Esha Paul, Sneha Nair and Rytasha Rathore. Pic/Sayyed Sameer Abedi
"We didn't want to just look at sex as sex, but as a larger sex-positive revolution that's happening around the country. It's about people who don't just work with it (like activists), but who look at it purely a human function. We didn't want to be voyeuristic. We wanted to tap into consent, pleasure and general etiquette in the bedroom," says director and producer Esha Paul.

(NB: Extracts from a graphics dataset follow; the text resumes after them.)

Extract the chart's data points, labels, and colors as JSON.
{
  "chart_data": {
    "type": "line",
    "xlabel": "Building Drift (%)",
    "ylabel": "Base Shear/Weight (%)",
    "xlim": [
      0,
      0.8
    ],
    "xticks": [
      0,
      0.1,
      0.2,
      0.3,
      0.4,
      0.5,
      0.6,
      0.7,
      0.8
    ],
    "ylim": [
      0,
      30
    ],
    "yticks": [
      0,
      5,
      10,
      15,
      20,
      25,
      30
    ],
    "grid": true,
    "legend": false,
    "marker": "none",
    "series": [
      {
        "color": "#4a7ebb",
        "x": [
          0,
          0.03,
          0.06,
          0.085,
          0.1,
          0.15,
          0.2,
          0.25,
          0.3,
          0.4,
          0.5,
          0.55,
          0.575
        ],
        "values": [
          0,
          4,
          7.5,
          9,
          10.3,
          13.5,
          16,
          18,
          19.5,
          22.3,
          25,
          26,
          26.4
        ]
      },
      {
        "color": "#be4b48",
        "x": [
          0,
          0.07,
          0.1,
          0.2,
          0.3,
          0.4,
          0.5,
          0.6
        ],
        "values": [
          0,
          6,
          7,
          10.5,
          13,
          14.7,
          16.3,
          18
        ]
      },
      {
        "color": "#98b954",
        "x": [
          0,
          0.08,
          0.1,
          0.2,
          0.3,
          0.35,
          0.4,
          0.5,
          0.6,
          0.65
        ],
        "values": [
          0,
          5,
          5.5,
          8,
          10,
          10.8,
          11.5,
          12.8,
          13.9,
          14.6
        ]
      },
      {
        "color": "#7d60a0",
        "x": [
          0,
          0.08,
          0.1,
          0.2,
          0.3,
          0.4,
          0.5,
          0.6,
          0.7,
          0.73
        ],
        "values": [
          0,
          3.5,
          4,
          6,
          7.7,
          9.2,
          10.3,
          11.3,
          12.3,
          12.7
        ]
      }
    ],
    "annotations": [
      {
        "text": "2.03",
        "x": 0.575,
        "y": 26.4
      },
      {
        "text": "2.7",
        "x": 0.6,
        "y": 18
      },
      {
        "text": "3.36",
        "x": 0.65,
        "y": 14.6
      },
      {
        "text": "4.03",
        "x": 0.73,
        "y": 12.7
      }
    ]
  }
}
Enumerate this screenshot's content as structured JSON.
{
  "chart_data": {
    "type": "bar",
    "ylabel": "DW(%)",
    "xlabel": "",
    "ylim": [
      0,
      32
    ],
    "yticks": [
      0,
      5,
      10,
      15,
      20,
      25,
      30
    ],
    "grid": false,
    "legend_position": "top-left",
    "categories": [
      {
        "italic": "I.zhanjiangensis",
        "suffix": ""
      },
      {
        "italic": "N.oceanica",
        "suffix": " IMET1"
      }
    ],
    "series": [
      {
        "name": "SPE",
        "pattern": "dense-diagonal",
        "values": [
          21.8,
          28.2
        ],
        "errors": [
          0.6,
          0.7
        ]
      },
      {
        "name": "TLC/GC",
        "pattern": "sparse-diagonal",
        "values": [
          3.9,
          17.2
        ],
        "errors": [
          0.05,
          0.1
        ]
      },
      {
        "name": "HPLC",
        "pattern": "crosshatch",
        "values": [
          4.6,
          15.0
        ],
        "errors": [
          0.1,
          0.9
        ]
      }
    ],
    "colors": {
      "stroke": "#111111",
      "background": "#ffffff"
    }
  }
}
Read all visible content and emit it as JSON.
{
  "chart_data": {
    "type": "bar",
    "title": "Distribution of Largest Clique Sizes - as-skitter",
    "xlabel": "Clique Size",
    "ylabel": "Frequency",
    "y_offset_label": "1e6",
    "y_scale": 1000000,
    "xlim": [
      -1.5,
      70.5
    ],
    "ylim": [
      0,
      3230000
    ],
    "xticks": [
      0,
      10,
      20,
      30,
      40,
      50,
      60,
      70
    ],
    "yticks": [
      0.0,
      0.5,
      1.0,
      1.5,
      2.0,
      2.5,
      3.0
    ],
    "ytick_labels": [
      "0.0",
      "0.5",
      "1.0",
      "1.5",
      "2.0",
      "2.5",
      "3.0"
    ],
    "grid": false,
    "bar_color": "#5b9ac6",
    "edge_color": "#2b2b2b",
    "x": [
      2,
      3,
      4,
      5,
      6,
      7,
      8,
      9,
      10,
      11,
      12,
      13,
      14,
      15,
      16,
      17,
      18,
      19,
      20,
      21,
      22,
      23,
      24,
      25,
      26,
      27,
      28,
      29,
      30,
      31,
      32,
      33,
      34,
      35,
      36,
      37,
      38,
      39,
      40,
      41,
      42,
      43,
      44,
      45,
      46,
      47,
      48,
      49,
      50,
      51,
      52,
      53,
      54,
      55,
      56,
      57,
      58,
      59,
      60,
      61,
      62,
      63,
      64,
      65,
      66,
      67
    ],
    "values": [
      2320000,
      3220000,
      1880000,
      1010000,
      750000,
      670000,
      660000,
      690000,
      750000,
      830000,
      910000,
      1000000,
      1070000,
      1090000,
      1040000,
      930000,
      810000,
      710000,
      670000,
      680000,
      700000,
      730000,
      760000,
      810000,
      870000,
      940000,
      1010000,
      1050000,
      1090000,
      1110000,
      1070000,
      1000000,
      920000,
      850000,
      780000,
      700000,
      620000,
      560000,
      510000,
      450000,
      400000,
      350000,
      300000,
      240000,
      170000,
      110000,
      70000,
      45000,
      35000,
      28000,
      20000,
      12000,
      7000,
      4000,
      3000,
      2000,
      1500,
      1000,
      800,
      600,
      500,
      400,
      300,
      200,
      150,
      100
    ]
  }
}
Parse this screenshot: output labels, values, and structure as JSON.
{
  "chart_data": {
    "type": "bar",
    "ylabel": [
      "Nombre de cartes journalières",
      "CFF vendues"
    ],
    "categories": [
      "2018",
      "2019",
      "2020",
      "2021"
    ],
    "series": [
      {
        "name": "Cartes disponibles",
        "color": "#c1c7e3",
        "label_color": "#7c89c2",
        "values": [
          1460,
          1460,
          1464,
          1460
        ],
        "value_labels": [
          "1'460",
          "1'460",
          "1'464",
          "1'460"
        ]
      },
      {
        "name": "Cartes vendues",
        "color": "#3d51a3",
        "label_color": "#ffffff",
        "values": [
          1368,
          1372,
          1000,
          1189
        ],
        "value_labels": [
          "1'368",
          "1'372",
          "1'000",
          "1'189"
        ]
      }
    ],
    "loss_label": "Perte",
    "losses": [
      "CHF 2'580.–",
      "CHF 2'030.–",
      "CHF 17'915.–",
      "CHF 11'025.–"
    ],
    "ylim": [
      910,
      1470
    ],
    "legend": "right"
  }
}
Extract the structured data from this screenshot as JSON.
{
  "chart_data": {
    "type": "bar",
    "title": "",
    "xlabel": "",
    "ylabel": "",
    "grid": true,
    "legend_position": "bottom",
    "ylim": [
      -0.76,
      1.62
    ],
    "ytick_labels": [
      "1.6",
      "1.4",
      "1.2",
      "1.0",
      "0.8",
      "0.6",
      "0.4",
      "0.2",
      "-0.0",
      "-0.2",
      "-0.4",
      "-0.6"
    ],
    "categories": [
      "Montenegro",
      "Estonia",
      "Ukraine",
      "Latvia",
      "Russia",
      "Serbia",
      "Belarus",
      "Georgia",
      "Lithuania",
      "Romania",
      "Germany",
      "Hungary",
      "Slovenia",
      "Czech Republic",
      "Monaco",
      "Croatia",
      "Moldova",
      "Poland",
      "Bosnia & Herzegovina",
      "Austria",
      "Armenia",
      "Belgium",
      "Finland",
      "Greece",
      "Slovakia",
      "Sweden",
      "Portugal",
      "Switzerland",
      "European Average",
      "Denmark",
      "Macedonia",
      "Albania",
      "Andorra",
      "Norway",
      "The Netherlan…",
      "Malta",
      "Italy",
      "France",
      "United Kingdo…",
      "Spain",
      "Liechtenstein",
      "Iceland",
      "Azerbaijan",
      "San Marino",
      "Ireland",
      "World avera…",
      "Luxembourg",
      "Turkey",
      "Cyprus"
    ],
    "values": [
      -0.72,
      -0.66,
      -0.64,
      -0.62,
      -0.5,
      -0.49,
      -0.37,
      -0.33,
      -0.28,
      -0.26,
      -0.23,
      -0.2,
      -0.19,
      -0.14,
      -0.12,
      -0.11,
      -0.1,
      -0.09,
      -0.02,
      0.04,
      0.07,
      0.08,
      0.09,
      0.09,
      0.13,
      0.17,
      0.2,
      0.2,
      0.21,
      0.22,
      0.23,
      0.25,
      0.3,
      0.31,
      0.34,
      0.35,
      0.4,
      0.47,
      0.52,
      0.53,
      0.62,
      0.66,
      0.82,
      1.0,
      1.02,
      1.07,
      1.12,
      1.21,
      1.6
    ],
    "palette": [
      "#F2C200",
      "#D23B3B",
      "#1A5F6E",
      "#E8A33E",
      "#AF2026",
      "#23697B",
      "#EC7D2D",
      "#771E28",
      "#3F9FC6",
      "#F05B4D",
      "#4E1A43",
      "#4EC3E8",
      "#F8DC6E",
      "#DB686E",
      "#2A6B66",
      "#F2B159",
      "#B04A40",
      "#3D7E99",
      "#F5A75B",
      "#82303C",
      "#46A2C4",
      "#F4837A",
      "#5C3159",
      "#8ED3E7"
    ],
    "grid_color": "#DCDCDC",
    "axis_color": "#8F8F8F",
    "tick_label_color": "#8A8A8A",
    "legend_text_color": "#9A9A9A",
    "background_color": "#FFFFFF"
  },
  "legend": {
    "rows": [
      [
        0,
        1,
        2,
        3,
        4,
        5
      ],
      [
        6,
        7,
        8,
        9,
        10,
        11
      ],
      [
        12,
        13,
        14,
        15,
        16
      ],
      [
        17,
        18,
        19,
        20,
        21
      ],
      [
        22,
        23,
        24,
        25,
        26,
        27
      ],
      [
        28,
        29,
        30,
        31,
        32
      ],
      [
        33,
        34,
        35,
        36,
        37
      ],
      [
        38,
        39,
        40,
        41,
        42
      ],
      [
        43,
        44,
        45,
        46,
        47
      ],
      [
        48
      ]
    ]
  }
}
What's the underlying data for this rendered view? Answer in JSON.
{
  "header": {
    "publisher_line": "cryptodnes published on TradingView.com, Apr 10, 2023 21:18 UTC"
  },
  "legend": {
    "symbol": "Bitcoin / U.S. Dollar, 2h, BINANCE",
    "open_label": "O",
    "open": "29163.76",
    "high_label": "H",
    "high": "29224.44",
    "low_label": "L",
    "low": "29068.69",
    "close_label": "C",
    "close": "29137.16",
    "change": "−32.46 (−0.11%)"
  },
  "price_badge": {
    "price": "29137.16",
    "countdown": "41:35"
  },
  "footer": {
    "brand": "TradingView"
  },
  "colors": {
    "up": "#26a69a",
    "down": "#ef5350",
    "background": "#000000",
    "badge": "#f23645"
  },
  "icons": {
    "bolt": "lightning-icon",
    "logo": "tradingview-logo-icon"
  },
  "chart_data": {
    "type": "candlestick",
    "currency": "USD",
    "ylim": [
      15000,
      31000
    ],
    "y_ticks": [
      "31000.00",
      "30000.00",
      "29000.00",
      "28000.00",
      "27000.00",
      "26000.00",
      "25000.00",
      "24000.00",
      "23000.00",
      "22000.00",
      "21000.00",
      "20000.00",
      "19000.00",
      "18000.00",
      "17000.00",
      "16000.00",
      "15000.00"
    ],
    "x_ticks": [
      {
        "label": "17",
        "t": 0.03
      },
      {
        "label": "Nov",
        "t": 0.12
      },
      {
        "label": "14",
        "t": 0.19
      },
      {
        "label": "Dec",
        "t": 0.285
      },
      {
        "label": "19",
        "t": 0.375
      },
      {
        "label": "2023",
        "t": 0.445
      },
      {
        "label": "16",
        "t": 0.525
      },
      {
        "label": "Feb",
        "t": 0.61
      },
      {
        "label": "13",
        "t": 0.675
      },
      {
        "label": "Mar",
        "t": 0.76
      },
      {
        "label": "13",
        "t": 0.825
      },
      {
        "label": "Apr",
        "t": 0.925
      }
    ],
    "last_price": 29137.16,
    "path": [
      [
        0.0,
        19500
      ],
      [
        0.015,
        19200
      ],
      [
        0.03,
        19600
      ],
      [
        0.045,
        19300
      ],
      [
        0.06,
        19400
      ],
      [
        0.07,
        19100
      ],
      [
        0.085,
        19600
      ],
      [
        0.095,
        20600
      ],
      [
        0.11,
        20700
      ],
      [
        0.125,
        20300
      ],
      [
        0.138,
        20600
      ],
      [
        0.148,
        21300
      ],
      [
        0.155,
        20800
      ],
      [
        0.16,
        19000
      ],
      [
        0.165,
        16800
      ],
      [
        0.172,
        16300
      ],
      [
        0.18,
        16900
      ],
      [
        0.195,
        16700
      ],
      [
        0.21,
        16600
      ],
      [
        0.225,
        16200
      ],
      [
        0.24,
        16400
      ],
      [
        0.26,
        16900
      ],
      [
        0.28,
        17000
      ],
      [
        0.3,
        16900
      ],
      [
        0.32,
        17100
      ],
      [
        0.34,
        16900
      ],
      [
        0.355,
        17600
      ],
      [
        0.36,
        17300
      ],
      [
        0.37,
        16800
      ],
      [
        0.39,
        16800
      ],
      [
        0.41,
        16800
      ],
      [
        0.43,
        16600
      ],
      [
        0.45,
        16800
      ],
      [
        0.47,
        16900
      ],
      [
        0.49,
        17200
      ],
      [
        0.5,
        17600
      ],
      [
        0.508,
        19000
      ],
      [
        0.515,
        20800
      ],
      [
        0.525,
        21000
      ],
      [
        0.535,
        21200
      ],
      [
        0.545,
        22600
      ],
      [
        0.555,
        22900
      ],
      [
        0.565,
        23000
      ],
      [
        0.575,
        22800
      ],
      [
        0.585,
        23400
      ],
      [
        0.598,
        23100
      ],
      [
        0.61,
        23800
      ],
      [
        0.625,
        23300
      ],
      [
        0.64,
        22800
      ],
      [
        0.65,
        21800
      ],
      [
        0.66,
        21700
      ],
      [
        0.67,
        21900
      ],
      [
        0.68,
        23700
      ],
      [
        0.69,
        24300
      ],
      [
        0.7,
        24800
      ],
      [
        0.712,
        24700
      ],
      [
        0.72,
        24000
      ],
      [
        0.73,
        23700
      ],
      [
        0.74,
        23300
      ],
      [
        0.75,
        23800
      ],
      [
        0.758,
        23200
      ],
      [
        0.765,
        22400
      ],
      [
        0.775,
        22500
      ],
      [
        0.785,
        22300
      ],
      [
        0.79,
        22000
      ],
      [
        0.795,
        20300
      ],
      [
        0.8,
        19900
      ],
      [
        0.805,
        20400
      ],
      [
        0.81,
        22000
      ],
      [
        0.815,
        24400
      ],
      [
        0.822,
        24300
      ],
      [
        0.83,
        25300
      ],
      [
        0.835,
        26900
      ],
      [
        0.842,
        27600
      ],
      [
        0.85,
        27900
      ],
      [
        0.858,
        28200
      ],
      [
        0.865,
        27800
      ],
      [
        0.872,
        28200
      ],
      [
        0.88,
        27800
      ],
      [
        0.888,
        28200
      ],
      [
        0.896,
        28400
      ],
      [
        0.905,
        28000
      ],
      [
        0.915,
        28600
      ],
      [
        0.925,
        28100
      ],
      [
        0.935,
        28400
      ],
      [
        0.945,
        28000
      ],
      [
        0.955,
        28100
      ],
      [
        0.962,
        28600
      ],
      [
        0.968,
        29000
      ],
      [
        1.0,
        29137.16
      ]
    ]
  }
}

Rathore, whose genial way gets the conversation going more easily, like her social media personality, even plays guinea pig in the show, when she gets flogged by a suede flogger at a kink workshop held by the Kinky Collective in Delhi. In the show she keeps a straight face, as a lady flogs her bottom, and members talk about dog cages. "I had to keep a straight face, as so many people were watching. I pretended I was at a theatre workshop! But it's an experience. It felt good, I could totally get into it. But I don't even think it's really sexual even with them. It's about some kind of release, and the power play," says Rathore, who has a steady follow online after she played an overweight woman in the show Badho Bahu. Paul adds, "Exactly. It won't even sometimes end in intercourse. It could just be role playing, like a play date, or session as they call it.
Rytasha Rathore
"The three women agree that since they are looking at it through a feminine gaze, the show does have a feminist outlook. "But that's needed at this time. The dominatrix we met in Kolkata, was such a boss babe. She was calling the shots, and she wasn't fazed at anything. She has a very regular job, and a son, but here she was standing in the middle of a Kolkata market, showing Rytasha how normal household items can be used in BDSM. It was inspiring," says Paul.
And though the series is being appreciated by both women and men, all of whom think sex needs to be talked about more, the hate is coming by the kilos too. "Just because I am hosting a sex show, must mean I am ready to have sex. I have got so many messages saying 'I want to sex you'," says Rathore, "But then there are messages that just say, Thank You, and those matter the most."